Approximating hypergeometric function F(1,1+a,2+a,z) for z->1

Question

in my studies a normalization constant for a pmf includes the hypergeometric function ${}_2F_1(1,1+a,2+a,z)$

The parameters are in the range $0.99<z<1$ and $0<a<5$.

I have tried some approximations for presentations including incomplete Beta and Lerch-Phi functions but z being near 1 does not give reasonable results.
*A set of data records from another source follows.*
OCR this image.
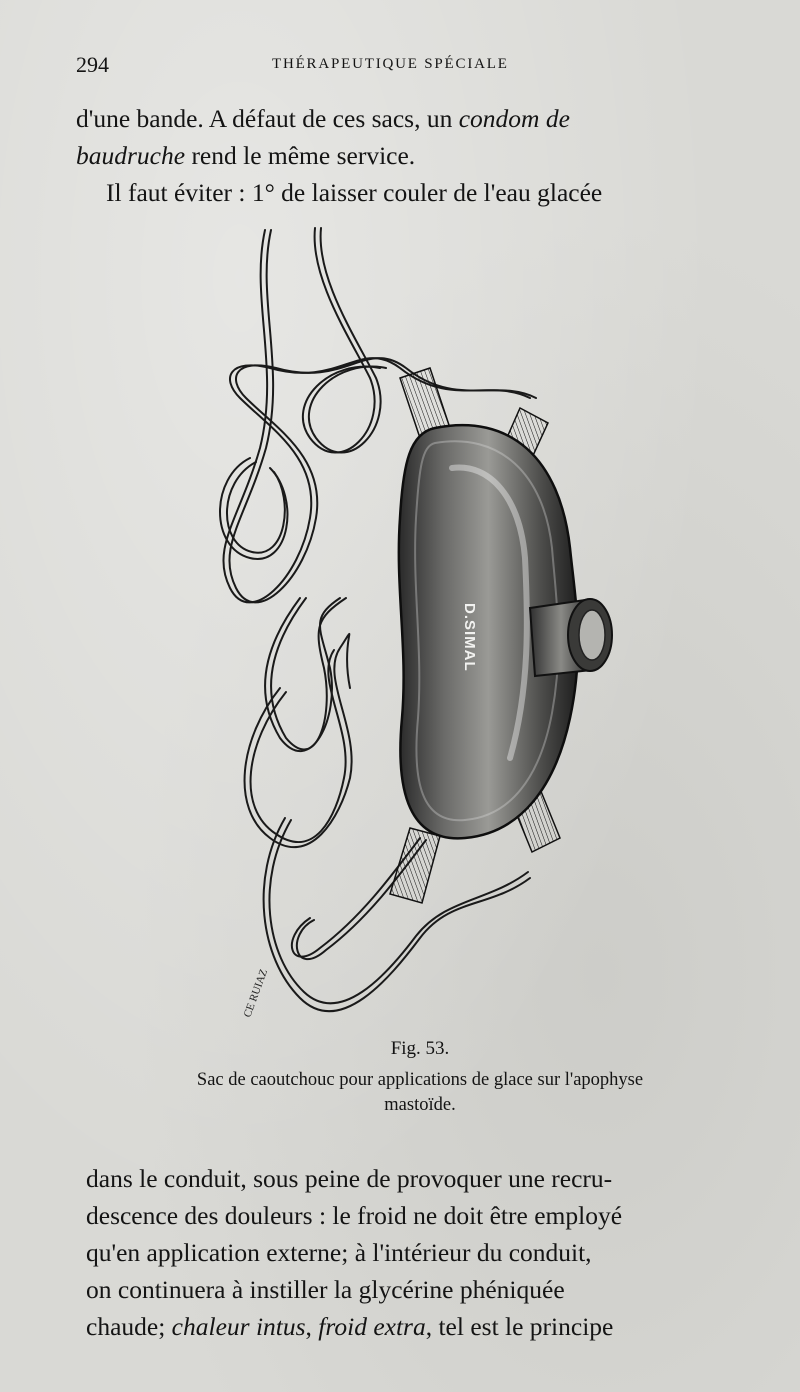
294	THÉRAPEUTIQUE SPÉCIALE
d'une bande. A défaut de ces sacs, un condom de
baudruche rend le même service.
Il faut éviter : 1° de laisser couler de l'eau glacée
D.SIMAL
CE RUIAZ
Fig. 53.
Sac de caoutchouc pour applications de glace sur l'apophyse
mastoïde.
dans le conduit, sous peine de provoquer une recru-
descence des douleurs : le froid ne doit être employé
qu'en application externe; à l'intérieur du conduit,
on continuera à instiller la glycérine phéniquée
chaude; chaleur intus, froid extra, tel est le principe
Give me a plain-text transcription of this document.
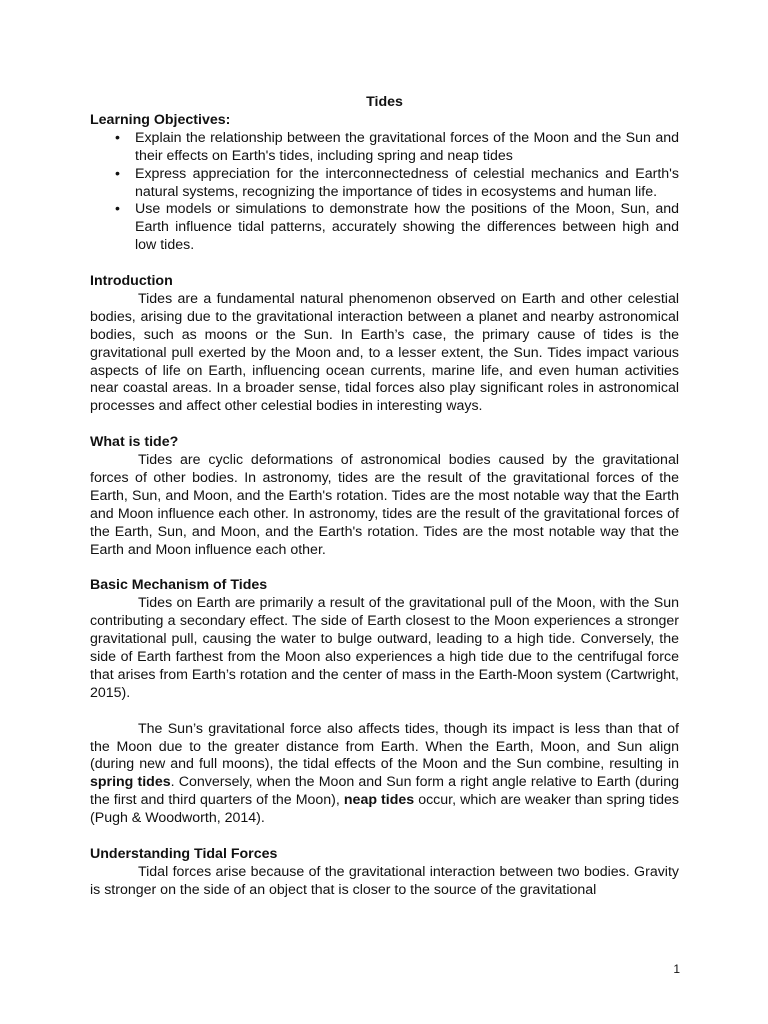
Tides

Learning Objectives:

• Explain the relationship between the gravitational forces of the Moon and the Sun and their effects on Earth's tides, including spring and neap tides
• Express appreciation for the interconnectedness of celestial mechanics and Earth's natural systems, recognizing the importance of tides in ecosystems and human life.
• Use models or simulations to demonstrate how the positions of the Moon, Sun, and Earth influence tidal patterns, accurately showing the differences between high and low tides.

Introduction

Tides are a fundamental natural phenomenon observed on Earth and other celestial bodies, arising due to the gravitational interaction between a planet and nearby astronomical bodies, such as moons or the Sun. In Earth’s case, the primary cause of tides is the gravitational pull exerted by the Moon and, to a lesser extent, the Sun. Tides impact various aspects of life on Earth, influencing ocean currents, marine life, and even human activities near coastal areas. In a broader sense, tidal forces also play significant roles in astronomical processes and affect other celestial bodies in interesting ways.

What is tide?

Tides are cyclic deformations of astronomical bodies caused by the gravitational forces of other bodies. In astronomy, tides are the result of the gravitational forces of the Earth, Sun, and Moon, and the Earth's rotation. Tides are the most notable way that the Earth and Moon influence each other. In astronomy, tides are the result of the gravitational forces of the Earth, Sun, and Moon, and the Earth's rotation. Tides are the most notable way that the Earth and Moon influence each other.

Basic Mechanism of Tides

Tides on Earth are primarily a result of the gravitational pull of the Moon, with the Sun contributing a secondary effect. The side of Earth closest to the Moon experiences a stronger gravitational pull, causing the water to bulge outward, leading to a high tide. Conversely, the side of Earth farthest from the Moon also experiences a high tide due to the centrifugal force that arises from Earth’s rotation and the center of mass in the Earth-Moon system (Cartwright, 2015).

The Sun’s gravitational force also affects tides, though its impact is less than that of the Moon due to the greater distance from Earth. When the Earth, Moon, and Sun align (during new and full moons), the tidal effects of the Moon and the Sun combine, resulting in spring tides. Conversely, when the Moon and Sun form a right angle relative to Earth (during the first and third quarters of the Moon), neap tides occur, which are weaker than spring tides (Pugh & Woodworth, 2014).

Understanding Tidal Forces

Tidal forces arise because of the gravitational interaction between two bodies. Gravity is stronger on the side of an object that is closer to the source of the gravitational

1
Inserting the parameters yield for example

${}_2F_1(1,1+a,2+a,z)=(1+a) \Phi(z,1,1+a)=(1+a)\sum_{n=0}^\infty \frac{z^n}{1+a+n}$

$=(1+a) \int_0^\infty \frac{\exp(-(1+a)t)}{1-z \exp(-t)} dt$

$=(1+a) \int_0^1 \frac{t^a}{1-tz} dt$

Plotting the integrand from the last line, it looks like some power function could be a good fit, but maybe there are other alternatives, for example a transformation with $1-z$.

Best regards

Answer 1

Your last integral formula for the hypergeometric function is off; according to Wikipedia it should be

$$ {}_2F_1(1,1+a,2+a,z) = (1+a) \int_0^1 \frac{t^a}{1-tz}\,dt. $$

Now if we make the change of variables $tz = s$ we get

$$ {}_2F_1(1,1+a,2+a,z) = \frac{1+a}{z^{1+a}} \int_0^z \frac{s^a}{1-s}\,ds. \tag{1} $$

Heuristically, the integrand is largest when $s \approx z \approx 1$, and there we have

$$ \frac{s^a}{1-s} \approx \frac{1}{1-s}, $$

so we might expect that

$$ \int_0^z \frac{s^a}{1-s}\,ds \approx \int_0^z \frac{1}{1-s}\,ds = -\log(1-z). $$

To quantify this we'll essentially pull out the largest part of the integrand. To wit, we write

$$ \frac{s^a}{1-s} = \frac{s^a - 1 + 1}{1-s} = \frac{1}{1-s} + \frac{s^a-1}{1-s}, $$

and split the integral up like

$$ \begin{align} \int_0^z \frac{s^a}{1-s}\,ds &= \int_0^z \frac{1}{1-s}\,ds + \int_0^z \frac{s^a-1}{1-s}\,ds \\ &= -\log(1-z) + \int_0^z \frac{s^a-1}{1-s}\,ds. \tag{2} \end{align} $$

The remaining integral actually converges as $z \to 1^-$. In fact we have

$$ \lim_{z \to 1^-} \int_0^z \frac{s^a-1}{1-s}\,ds = \int_0^1 \frac{s^a-1}{1-s}\,ds = -H_a, $$

where $H_a$ is a harmonic number. So, we can actually rewrite $(2)$ as

$$ \begin{align} \int_0^z \frac{s^a}{1-s}\,ds &= -\log(1-z) + \int_0^1 \frac{s^a-1}{1-s}\,ds - \int_z^1 \frac{s^a-1}{1-s}\,ds \\ &= -\log(1-z) - H_a - \int_z^1 \frac{s^a-1}{1-s}\,ds, \tag{3} \end{align} $$

and now the last integral here tends to zero as $z \to 1^-$. Combining this with $(1)$ we see that, in this sense,

$$ {}_2F_1(1,1+a,2+a,z) \approx -\frac{1+a}{z^{1+a}} \Bigl(\log(1-z) + H_a\Bigr) $$ as $z \to 1^-$.

If more accuracy is required we could further study the remaining integral in $(3)$. The integrand is analytic near $s = 1$, so we can expand it in power series and integrate term-by-term. Indeed, by the binomial theorem we have

$$ s^a = \sum_{n=0}^{\infty} \binom{a}{n} (s-1)^n, $$

so

$$ \frac{s^a-1}{1-s} = -\sum_{n=1}^\infty \binom{a}{n} (s-1)^{n-1}, $$

thus

$$ \begin{align} \int_z^1 \frac{s^a-1}{1-s} \,ds &= - \sum_{n=1}^{\infty} \binom{a}{n} \int_z^1 (s-1)^{n-1}\,ds \\ &= \sum_{n=1}^{\infty} \binom{a}{n} \frac{(z-1)^n}{n}. \end{align} $$

So, combining this with $(3)$ and $(1)$,

$$ {}_2F_1(1,1+a,2+a,z) = -\frac{1+a}{z^{1+a}} \left(\log(1-z) + H_a + \sum_{n=1}^{\infty} \binom{a}{n} \frac{(z-1)^n}{n}\right). $$

The series inside may be truncated after as many terms as are needed to obtain the desired accuracy.